This document describes ShEx 1.0. For the product of the ShEx Community Group please see the ShEx 2.0 primer.
Shape Expressions Primer is a general introduction to the Shape Expressions language. The concepts in this document are linked to the normative definitions in Shape Expressions Definition.
This document was developed in response to the W3C RDF Validation Workshop. The contributions are not associated with any W3C Working Group or any Recommendations-track work.
Most data expression languages have an associated constraints language.
For instance, SQL has DDL, a language with expressions like CREATE TABLE "Issue" ("state" ENUM("unassigned", "assigned"), "reportedBy" (FOREIGN KEY "reportedBy" REFERENCES "User"("ID")...)

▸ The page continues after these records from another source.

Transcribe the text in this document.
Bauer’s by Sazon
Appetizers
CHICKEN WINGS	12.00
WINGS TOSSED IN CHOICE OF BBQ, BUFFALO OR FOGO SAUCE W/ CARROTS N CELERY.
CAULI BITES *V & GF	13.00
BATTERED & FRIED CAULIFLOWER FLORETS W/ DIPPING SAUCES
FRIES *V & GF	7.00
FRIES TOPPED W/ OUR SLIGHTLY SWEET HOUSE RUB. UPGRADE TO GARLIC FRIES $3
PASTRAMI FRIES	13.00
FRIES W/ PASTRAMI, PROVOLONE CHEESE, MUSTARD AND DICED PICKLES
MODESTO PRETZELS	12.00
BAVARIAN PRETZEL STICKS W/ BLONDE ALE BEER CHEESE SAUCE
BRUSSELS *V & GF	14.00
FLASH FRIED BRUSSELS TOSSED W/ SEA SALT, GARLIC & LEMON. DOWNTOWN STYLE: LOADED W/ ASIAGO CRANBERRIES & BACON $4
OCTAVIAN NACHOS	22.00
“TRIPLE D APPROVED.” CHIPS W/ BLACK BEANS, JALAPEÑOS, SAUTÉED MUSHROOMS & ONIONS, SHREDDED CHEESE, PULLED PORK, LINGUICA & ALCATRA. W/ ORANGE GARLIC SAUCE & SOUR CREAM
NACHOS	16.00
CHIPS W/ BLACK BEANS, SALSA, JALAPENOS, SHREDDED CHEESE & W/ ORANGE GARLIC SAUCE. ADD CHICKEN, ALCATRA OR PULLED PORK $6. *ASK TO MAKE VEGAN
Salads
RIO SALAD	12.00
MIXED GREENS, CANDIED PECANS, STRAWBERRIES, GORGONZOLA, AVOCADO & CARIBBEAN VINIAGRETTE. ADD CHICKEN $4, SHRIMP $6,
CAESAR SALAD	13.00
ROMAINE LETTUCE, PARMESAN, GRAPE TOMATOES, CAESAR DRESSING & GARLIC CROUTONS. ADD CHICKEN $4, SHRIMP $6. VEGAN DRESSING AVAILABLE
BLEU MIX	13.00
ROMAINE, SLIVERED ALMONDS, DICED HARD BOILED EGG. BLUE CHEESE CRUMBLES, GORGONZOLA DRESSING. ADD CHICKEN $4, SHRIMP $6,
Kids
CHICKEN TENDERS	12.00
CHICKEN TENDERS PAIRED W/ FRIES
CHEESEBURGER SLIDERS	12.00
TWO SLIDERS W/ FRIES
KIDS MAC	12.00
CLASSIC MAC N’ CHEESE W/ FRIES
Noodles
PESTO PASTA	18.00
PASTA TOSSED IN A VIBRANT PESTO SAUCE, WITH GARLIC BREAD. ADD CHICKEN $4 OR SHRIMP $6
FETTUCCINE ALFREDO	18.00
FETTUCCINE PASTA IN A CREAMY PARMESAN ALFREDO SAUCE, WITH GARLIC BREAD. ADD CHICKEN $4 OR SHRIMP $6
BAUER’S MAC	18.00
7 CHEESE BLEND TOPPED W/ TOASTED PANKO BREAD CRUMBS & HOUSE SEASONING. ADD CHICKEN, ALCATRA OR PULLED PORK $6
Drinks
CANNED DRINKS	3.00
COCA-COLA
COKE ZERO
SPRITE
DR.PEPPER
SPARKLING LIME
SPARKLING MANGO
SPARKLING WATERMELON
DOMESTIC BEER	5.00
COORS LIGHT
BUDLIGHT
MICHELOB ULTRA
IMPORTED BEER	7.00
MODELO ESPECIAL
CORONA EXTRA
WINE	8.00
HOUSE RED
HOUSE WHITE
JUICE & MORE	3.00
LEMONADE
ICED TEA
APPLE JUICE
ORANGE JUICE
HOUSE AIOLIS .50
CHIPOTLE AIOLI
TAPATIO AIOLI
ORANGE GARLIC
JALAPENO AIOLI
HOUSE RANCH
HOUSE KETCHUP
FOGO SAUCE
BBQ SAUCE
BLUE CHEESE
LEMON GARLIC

Likewise, XML has W3C XML Schema and RelaxNG to define data structure.
Shape Expressions is intended to perform the same function for RDF graphs.
Shape Expressions can be used to validate documents, communicate expected graph patterns for interfaces, and generate user interface forms and interface code.
The syntax and semantics of Shape Expressions are designed to be familiar to users of regular expressions.
The conspicuous differences are that regular expressions correlate and ordered pattern of atomic characters and logical operators against an ordered sequence of characters.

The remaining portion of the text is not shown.